Again, you can't connect the dots looking forward; you can only connect them looking backwards. So you have to trust that the dots will somehow connect in your future. You have to trust in something — your gut, destiny, life, karma, whatever. Because believing that the dots will connect down the road will give you the confidence to follow your heart.Even when it leads you off the well worn path, and that will make all the difference. (This approach has never let me down, and it has made all the difference in my life.

我沒預期這些東西會對實際生活帶來什麼具體的作用。但是10年後,當我們設計第一部麥金塔電腦時,它又浮現在我心中。我們把這些想法都設計進麥金塔裡,它也是第一部有著優美字體的電腦。如果我沒有投入研究這門課,麥金塔電腦就不會有那麼多不同的字體或各種不同的間距。又因為微軟的作業系統抄襲了麥金塔,如果當時我沒做,可能所有個人電腦都不會有。如果我沒有退學,我就不會著迷於書法課,個人電腦就不會有今天各種優美的字體。當然我在念大學時,無法預見如何將這些點滴聯繫在一起,但是10年後再回顧,真的就非常、非常清楚。 

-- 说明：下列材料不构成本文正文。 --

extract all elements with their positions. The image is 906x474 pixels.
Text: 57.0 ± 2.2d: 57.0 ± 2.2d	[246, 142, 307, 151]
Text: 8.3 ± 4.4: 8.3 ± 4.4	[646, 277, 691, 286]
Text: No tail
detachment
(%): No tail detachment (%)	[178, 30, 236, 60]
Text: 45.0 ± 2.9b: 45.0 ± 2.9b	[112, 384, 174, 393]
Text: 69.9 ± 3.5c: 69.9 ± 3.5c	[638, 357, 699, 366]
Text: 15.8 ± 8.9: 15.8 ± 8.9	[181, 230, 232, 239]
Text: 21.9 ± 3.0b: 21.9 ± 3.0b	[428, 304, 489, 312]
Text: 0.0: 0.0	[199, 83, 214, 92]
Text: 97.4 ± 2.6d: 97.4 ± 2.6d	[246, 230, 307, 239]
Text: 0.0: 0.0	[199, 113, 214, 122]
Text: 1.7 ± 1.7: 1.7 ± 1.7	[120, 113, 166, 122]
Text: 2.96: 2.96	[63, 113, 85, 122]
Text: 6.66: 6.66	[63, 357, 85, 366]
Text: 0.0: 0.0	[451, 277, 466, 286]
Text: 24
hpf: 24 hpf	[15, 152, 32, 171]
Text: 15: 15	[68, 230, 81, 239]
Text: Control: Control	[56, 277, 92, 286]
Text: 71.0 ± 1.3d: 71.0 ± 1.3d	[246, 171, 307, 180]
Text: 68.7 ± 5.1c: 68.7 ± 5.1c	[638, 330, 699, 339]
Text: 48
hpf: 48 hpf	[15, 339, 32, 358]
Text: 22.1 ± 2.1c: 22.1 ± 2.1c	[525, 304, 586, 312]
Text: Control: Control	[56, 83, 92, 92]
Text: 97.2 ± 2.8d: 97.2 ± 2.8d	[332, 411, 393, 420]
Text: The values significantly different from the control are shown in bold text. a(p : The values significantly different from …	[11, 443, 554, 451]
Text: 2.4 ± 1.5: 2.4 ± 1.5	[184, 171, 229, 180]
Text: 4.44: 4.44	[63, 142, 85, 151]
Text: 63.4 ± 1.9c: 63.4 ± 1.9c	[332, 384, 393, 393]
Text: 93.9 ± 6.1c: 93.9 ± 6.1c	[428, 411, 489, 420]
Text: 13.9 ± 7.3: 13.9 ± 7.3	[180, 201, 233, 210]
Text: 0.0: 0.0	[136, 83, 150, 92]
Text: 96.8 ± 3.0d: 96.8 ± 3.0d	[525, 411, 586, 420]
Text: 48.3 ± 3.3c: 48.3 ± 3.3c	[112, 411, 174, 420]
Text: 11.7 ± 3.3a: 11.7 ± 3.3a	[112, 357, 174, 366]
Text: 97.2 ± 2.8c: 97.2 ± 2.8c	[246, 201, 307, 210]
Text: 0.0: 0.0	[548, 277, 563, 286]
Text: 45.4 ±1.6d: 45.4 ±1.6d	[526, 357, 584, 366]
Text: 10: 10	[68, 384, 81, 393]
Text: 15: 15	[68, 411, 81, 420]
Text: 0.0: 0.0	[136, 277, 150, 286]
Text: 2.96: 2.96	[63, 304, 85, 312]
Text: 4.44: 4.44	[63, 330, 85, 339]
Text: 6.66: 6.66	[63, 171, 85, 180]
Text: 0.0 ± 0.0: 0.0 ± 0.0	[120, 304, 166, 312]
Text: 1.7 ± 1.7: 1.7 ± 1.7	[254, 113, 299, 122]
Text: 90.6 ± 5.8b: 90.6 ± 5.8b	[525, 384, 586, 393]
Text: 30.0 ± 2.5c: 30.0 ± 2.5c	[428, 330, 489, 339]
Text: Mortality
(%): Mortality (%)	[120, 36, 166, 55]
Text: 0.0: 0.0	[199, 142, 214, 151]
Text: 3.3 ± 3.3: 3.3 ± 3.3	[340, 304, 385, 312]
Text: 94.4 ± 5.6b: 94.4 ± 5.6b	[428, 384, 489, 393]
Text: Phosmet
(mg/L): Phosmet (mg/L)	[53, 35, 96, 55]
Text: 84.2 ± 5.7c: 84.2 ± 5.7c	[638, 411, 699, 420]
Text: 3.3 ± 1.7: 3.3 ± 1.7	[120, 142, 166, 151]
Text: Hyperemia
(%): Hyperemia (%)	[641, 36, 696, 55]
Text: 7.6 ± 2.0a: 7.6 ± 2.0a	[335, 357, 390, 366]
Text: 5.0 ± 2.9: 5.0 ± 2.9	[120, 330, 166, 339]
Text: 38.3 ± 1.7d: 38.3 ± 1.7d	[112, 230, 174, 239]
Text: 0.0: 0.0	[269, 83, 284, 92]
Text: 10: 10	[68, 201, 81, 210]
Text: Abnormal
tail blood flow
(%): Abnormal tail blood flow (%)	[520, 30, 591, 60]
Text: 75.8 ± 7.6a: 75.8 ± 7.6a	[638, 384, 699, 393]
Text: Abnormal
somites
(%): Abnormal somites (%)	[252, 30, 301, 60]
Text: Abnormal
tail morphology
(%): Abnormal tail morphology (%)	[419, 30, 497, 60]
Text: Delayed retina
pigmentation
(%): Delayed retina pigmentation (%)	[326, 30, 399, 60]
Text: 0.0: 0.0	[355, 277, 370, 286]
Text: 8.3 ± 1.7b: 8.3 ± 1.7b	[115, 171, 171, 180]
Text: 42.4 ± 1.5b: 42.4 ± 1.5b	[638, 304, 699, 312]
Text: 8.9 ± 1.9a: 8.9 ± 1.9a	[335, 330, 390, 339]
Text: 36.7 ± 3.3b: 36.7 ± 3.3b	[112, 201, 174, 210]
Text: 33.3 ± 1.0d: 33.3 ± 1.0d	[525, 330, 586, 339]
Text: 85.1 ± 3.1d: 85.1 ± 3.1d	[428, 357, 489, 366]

再一次:你沒辦法預見這些點滴如何聯繫,唯有透過回顧,可以看出彼此關聯。所以你必須相信,無論如何,這些點滴會在未來互相連結,有些東西你必須相信,像你的直覺、天命、人生、因果,諸如此類種種。這樣的想法讓我永遠不沮喪灰心,也的確塑造了我人生中所有的不同。 


我的第2個故事是關於愛與失去。 

我很幸運嗎?我很早就發現我喜歡做什麼。20歲時,我跟Steve Wozniak在爸媽的車庫裡成立蘋果電腦。我們非常努力,10年後,蘋果從車庫裡的我們兩個人,變成一家營收20億美元、員工超過4,000人的公司。前一年,我們才剛推出最棒的作品——麥金塔電腦,而我剛過30歲,然後我被公司炒魷魚。怎麼被你自己創辦的公司炒魷魚呢?嗯……隨著蘋果成長,我找了一個很有能力的人跟我一起經營公司,一開始很順遂,但是後來,我們對未來的願景逐漸分歧,最後只好拆夥。董事會決定站在他那邊,所以30歲時,我出局了,而且是公開出局。 曾經是我人生所有重心的一切都沒了,我幾乎被擊倒。 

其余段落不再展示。